Ticket sales, meanwhile, continue to be a sore spot. While the Red Sox set a record in 2012 for the longest regular-season sellout streak in major U.S. sports history, and the Vancouver Canucks extended their sellout streak this year to more than 407 consecutive home games, there’s no hiding the fact that economic realities have caused people to take pause when deciding whether to attend live games.

“They’re clearly concerned about the dollar now,” said Cramer, who currently serves as professor of sports and media at the University of Texas at Austin. “With the price of tickets going up, there’s a real need to figure out a way to keep people sitting in their seats at games.”

In an effort to address that, teams are looking to leverage their stadiums’ assets “so that fans have a more immersive experience than they do at home,” said Brocade chief technology officer Dave Stevens.

Before the start of the 2012 football season, Enterasys installed high-density WiFi at the Patriots’ Gillette Stadium in Foxboro, Mass. that essentially cuts through the usual bogged-down networks caused by excessive 3G traffic and provides all fans high-speed wireless connectivity. It was a quasi-test run, and after success this season, Enterasys and the Patriots plan to expand services going forward.

The Patriots’ game-day app allows fans to see camera angles and replays in real time, one of the biggest benefits of watching games at home. The NFL’s second most valuable team, which raked in some $380 million in sales last season, did this by implementing its own camera angles in the arena, giving it the ability to show replays in real-time just as networks do.

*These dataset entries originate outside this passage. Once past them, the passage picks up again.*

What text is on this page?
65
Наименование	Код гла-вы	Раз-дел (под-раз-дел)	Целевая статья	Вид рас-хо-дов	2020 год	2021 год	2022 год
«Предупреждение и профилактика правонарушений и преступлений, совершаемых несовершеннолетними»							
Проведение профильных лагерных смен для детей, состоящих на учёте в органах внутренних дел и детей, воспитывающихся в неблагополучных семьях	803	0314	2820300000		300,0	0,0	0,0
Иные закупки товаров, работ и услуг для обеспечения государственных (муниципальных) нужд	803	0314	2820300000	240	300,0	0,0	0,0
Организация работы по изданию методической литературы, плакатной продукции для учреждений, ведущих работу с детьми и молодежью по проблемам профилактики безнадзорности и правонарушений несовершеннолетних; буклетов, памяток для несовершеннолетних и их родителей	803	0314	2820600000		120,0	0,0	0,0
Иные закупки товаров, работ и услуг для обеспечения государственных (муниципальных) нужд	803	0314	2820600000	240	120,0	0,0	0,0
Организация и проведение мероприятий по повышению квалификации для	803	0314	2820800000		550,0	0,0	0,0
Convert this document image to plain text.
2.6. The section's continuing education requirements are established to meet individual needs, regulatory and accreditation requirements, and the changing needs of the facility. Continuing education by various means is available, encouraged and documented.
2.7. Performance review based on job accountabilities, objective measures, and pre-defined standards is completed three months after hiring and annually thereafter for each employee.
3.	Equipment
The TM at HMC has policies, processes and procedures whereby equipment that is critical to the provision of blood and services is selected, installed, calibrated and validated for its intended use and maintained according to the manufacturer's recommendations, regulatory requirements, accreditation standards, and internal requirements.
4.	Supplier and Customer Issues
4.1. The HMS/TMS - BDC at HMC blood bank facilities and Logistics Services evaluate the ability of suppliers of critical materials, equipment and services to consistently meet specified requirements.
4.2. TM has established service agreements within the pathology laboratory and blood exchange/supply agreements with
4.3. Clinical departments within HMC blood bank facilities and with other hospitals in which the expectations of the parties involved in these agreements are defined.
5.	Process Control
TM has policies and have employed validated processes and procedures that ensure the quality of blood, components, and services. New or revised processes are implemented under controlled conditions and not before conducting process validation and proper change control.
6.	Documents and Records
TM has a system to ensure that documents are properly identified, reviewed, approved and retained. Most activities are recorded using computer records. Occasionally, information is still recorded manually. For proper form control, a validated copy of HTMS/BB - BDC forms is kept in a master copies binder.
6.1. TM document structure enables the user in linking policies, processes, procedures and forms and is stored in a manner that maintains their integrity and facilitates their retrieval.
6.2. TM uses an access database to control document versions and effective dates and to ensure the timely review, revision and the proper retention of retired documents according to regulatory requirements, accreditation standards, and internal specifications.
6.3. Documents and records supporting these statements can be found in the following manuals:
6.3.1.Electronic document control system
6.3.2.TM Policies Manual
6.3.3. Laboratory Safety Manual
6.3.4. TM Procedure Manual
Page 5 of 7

“One of the greatest things of going to a sporting event is the community that forms,” said Enterasys CEO Chris Crowell. “Now, you can get that same community while in stadium but also get the benefits of watching high-def TV at home.”

In the future, he said, the Pats would like to incorporate richer game-day apps, perhaps one day even allowing premium fans to listen into live audio between coaches and players in the huddle.

All of those improvements down the road can lead to increased revenues, whether it’s providing special services to premium fans for a fee or incentivizing them to buy concessions by eliminating the long-line factor.

“Theoretically, that can keep the price down on the main event, which should be helpful in keeping people in the seats,” Cramer said.

One last interesting, but possibly far-fetched, revenue driver for professional sports teams down the road could be using virtual technologies, such as holograms, to project a replica of the game into a nearby facility, allowing teams, in theory, to charge for the second-hand viewing.

Of course, some of that is far away. The key for now is just future-proofing current stadiums as much as possible.

“Unless you have a reliable, secure infrastructure, those apps don’t work,” Crowell said.